Member of New Hampshire House of Representatives for Cheshire 7
- In office December 7, 2022 – July 31, 2024
- Preceded by: Sparky Von Plinsky
- Succeeded by: Terri O'Rorke

Personal details
- Born: 1981 (age 44–45)
- Party: Independent (since 2023)
- Other political affiliations: Democratic (until 2023)
- Alma mater: Boston University University of South Australia University of New Hampshire School of Law

= Shaun Filiault =

New Hampshire politician

Shaun Filiault is an American politician who served as a member of the New Hampshire House of Representatives from the Cheshire 7 District. He assumed office on December 7, 2022. He was also chairman of the Keene, New Hampshire, Democratic Committee prior to changing his party affiliation to Independent in June 2023.

On June 6, 2024, Filiault announced he would not seek re-election as he and his fiance planned to move out-of-state after Filiault’s term. He resigned from the House on July 31, 2024, as that anticipated out-of-state move ultimately occurred prior to the end of the term.

== Early life and education ==
Filiault was born in 1981 and raised in New Hampshire and educated in the Keene public school system. He earned a Bachelor of Arts degree from Boston University before earning his PhD at the University of South Australia. He later earned a Juris Doctor degree from the University of New Hampshire School of Law.

== Career ==
After earning his PhD, Filiault was a lecturer in health promotion at Flinders University in Adelaide, Australia. He specialized in men's health issues and published numerous articles in men's health promotion and men's body image. He subsequently changed careers and graduated from law school, passing the New York and New Hampshire bar exams. He clerked for Judge William G. Young in the U.S. District Court for the District of Massachusetts.
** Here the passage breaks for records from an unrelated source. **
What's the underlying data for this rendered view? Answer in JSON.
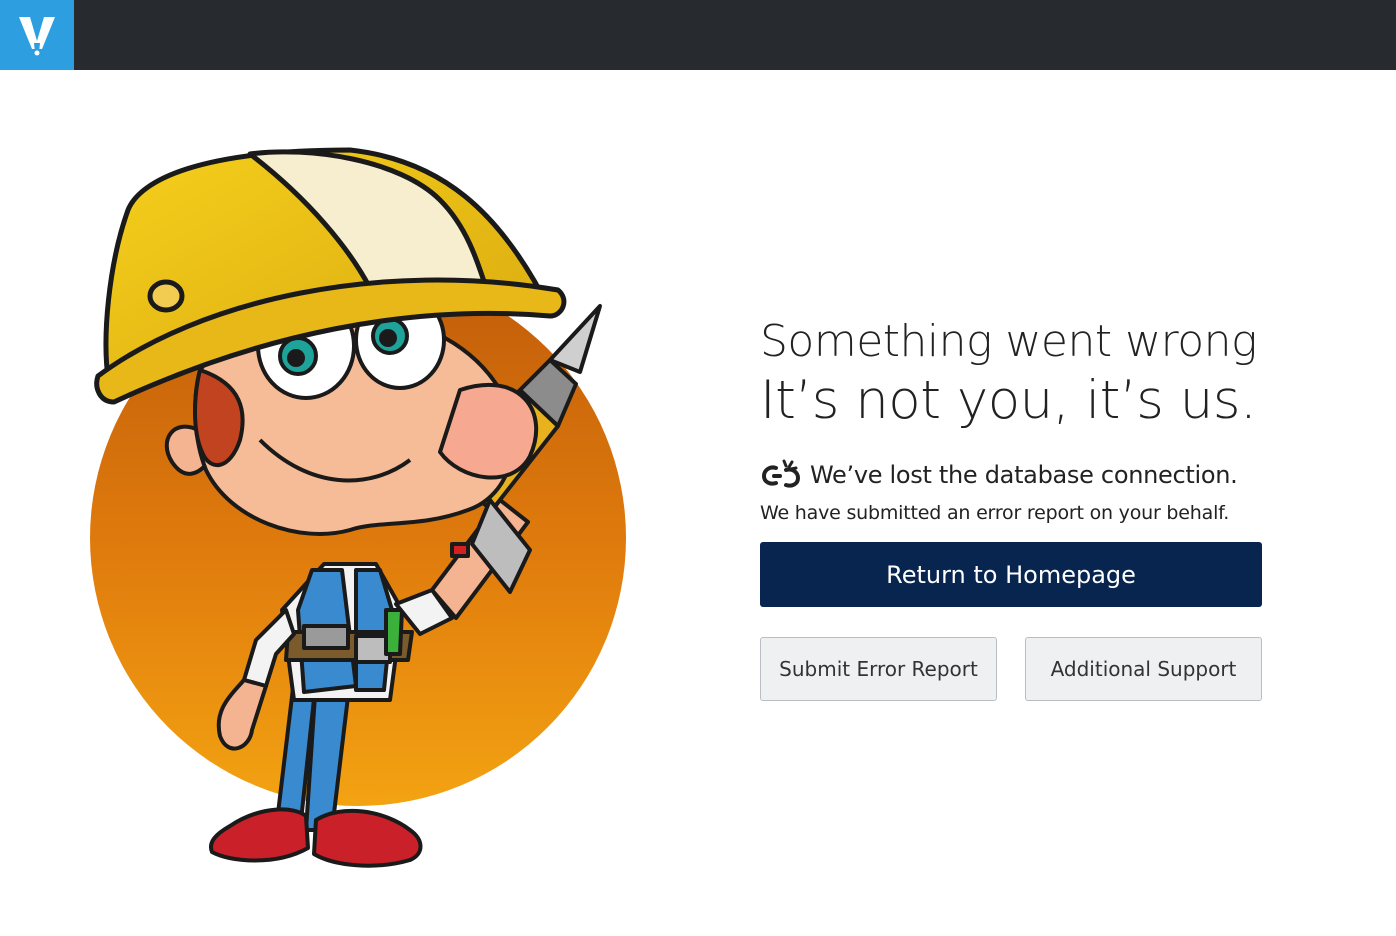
{
  "header": {
    "logo_icon": "v-logo-icon",
    "logo_color": "#2d9fe0",
    "bar_color": "#272b30"
  },
  "illustration": {
    "icon": "construction-worker-with-drill-illustration"
  },
  "error": {
    "title": "Something went wrong",
    "subtitle": "It’s not you, it’s us.",
    "connection_icon": "broken-link-icon",
    "message": "We’ve lost the database connection.",
    "report_note": "We have submitted an error report on your behalf."
  },
  "actions": {
    "primary_label": "Return to Homepage",
    "primary_color": "#07254f",
    "submit_label": "Submit Error Report",
    "support_label": "Additional Support"
  }
}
== Electoral History and Legislative Career ==
In 2020, Filiault won a seat on the Keene School Board. He later resigned that seat because an attorney at the law firm for which he worked was appointed the school district’s counsel and Filiault wished to avoid the possibility of a conflict of interests.

In 2022, Filiault defeated incumbent Rep. John Bordenet in the Democratic primary to represent the newly redistricted Cheshire 7 District, which covers Ward 2 in Keene. Filiault won that race with 74.9% of the vote to Bordenet’s 25.1% of the vote. Filiault cited Bordenet’s positions on the “gay panic defense,” gun violence prevention, and marijuana legalization as major reasons for challenging the incumbent Bordenet. Filiault then defeated Republican nominee David Kamm in the general election, with 73.9% of the vote to Kamm's 26.1%.

Filiault was a member of House Commerce and Consumer Affairs Committee.

In June 2023 Filiault left the House Democratic caucus and registered as an Independent over disagreements about his legislative deal-making with Republicans.

In 2023, Filiault was the prime sponsor of HB 315, which sought to abolish the "gay panic defense" in New Hampshire. The bill passed both the House and Senate in June 2023 after first going to a "committee of conference" between the two chambers. The bill was signed by Governor Chris Sununu in August 2023, and went into effect on midnight January 1, 2024. The bill marks the first time a state with a Republican-controlled legislature and executive abolished the gay panic defense.

== Post-Electoral Career ==
After resigning from the legislature, Filiault ultimately returned to New Hampshire and continued serving the State. He was the Administrative Rules Coordinator for the New Hampshire Department of Safety. He is now an attorney for New Hampshire's Office of the Consumer Advocate.